Мне позвонил настоящий кинорежиссер. И это был не просто кинорежиссер. Теодор Юрьевич Вульфович был автором очень известного тогда фильма «Последний дюйм».
Оказалось, не ведая о том, я поднимался по ступенькам славы. История моих тщетных походов к секретарю-ромаиисту, наивно-подробно рассказанная им в негодующем письме, мой отчаянный вопль — все это очень веселило читавших жалобу. И они пересказывали эту историю друзьям.
Один из них и пересказал ее Вульфовичу.
Он попросил меня вновь рассказать всю историю.
Я рассказал в лицах.
Задыхаясь от смеха, он сказал:
— Я читал твой последний непоставленный шедевр… (Он имел в виду последнюю пьесу о физиках. — Э.Р.) Который он у тебя по счету — непоставленный?
— Третий.
— Мало. У тебя многое впереди. А пока мы напишем сценарий о твоем поколении. Это должен быть сценарий о молодых людях. Твоих сверстниках. В нем должно быть ощущение бури и натиска.

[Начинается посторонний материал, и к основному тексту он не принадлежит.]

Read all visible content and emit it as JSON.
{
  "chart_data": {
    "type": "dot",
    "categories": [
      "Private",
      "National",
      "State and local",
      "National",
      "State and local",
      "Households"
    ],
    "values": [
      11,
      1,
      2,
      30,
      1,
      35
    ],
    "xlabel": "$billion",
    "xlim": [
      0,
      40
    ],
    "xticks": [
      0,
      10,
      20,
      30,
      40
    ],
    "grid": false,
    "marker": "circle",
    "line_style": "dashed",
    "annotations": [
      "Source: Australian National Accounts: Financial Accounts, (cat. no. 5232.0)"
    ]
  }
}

Вообще жизнь «идет полосами и похожа на тигра». И не только печаль не бывает одна, удача тоже бывает не одна. В это время в Театре имени Ленинского комсомола приняли мою пьесу.
Гений Дау
Пьеса была о студентах-физиках. Физики были тогда властителями дум. Они, изобретшие самое страшное оружие уничтожения человечества, были окружены мистическим ореолом. Существовала стойкая легенда о том, что в мире, разделенном на два лагеря, они сумели создать некое надгосударственное братство интеллектуалов. И отвоевали себе право на независимость суждений. Даже Сталин вынужден был терпеть опасные суждения академика Капицы.
писал в 60-х Борис Слуцкий.
Когда я работал над пьесой, мне посоветовали встретиться с кумиром молодых физиков, легендарным Дау (так прозвали великого физика Льва Ландау).

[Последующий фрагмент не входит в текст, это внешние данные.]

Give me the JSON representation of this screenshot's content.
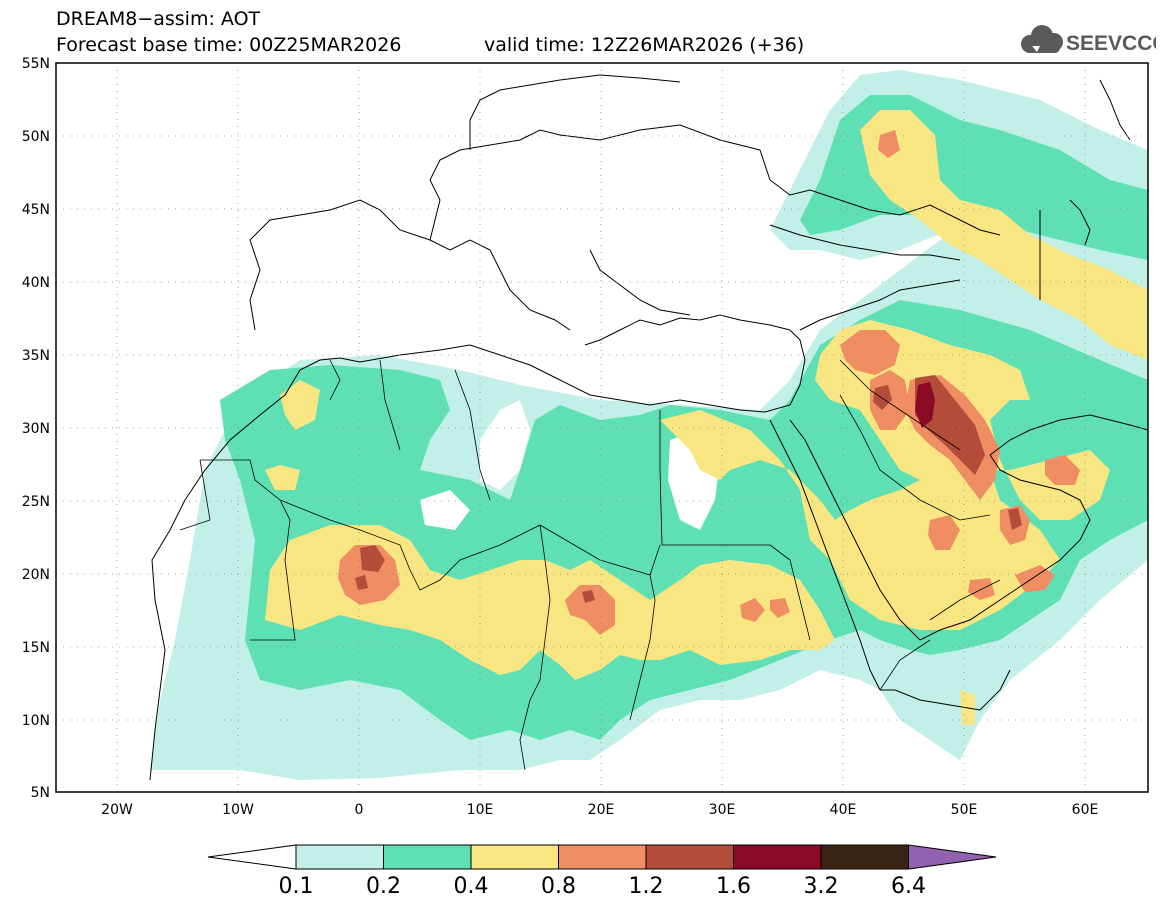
{
  "header": {
    "title_line1": "DREAM8−assim: AOT",
    "title_line2": "Forecast base time: 00Z25MAR2026",
    "valid_time": "valid time: 12Z26MAR2026 (+36)",
    "logo_text": "SEEVCCC",
    "logo_icon": "cloud-icon"
  },
  "map": {
    "lon_range": [
      -25,
      65
    ],
    "lat_range": [
      5,
      55
    ],
    "lat_labels": [
      "55N",
      "50N",
      "45N",
      "40N",
      "35N",
      "30N",
      "25N",
      "20N",
      "15N",
      "10N",
      "5N"
    ],
    "lon_labels": [
      "20W",
      "10W",
      "0",
      "10E",
      "20E",
      "30E",
      "40E",
      "50E",
      "60E"
    ],
    "grid": "dotted"
  },
  "colorbar": {
    "levels": [
      "0.1",
      "0.2",
      "0.4",
      "0.8",
      "1.2",
      "1.6",
      "3.2",
      "6.4"
    ],
    "colors": [
      "#c2f0e8",
      "#5fe0b4",
      "#f8e682",
      "#ef8d63",
      "#b34d3a",
      "#8a0a26",
      "#3b2314",
      "#8f63ad"
    ],
    "under_color": "#ffffff"
  }
}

Я сумел достать его телефон. Отважился — позвонил.
К моему изумлению, величайший Дау сам подошел к телефону.
Растерявшись, заикаясь, я начал что-то ему объяснять. Он прервал:
— Давайте кратко: что вам от меня нужно?
Я (косноязычно):
— Мне бы поговорить.
Он:
— Приезжайте!
Я:
— Когда?
— Сейчас, — сказал он, продиктовал адрес и тотчас повесил трубку.
Я был потрясен. Ведь величайший Дау не знал про меня ничего.
И я приехал к нему.
Вошел в квартиру и сумел произнести только «Здравствуйте». И больше — ни слова.

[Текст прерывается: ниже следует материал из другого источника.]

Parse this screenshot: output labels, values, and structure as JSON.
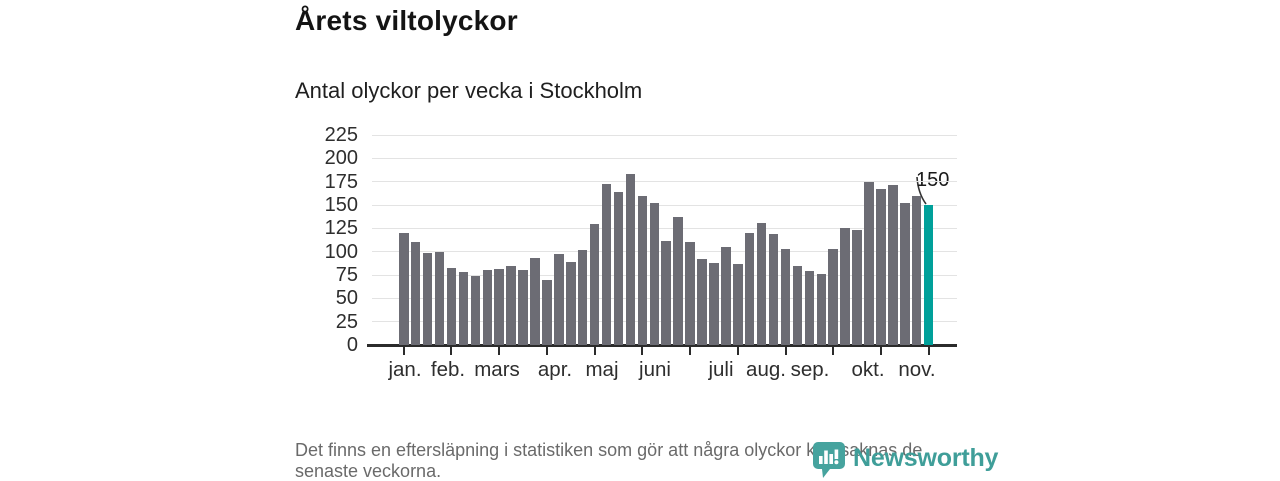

Он обрушил на меня длинный монолог — водопад парадоксов. Он сообщил мне, что математики, как науки, вообще не существует, что это спорт, вроде игры в шахматы. И вообще, математику надо давно передать в институт физкультуры и спорта. И что ни одной из задачек по математике, которые при поступлении в университет задают абитуриентам, он, Ландау, не решил бы…
И так далее. Все это я записал и честно целиком вставил в пьесу.
Он закончил говорить и… простился со мной. Он так и не поинтересовался — кто я, что я думаю о сказанном. Я был ему неинтересен.
Как же распирала, раздирала его жажда говорить, точнее, мыслить вслух, еще точнее — эта игра в парадоксы, коли он мог целый час посвятить совершенно неизвестному, неинтересному ему молодому человеку!
Эту пьесу о физиках «Вам 22, старики!» и принял театр.
«Ленком» в шестидесятых
Театр Ленинского комсомола в это время, мягко говоря, не очень посещался. После смерти своего знаменитого главного режиссера Ивана Берсенева он потихоньку загнивал.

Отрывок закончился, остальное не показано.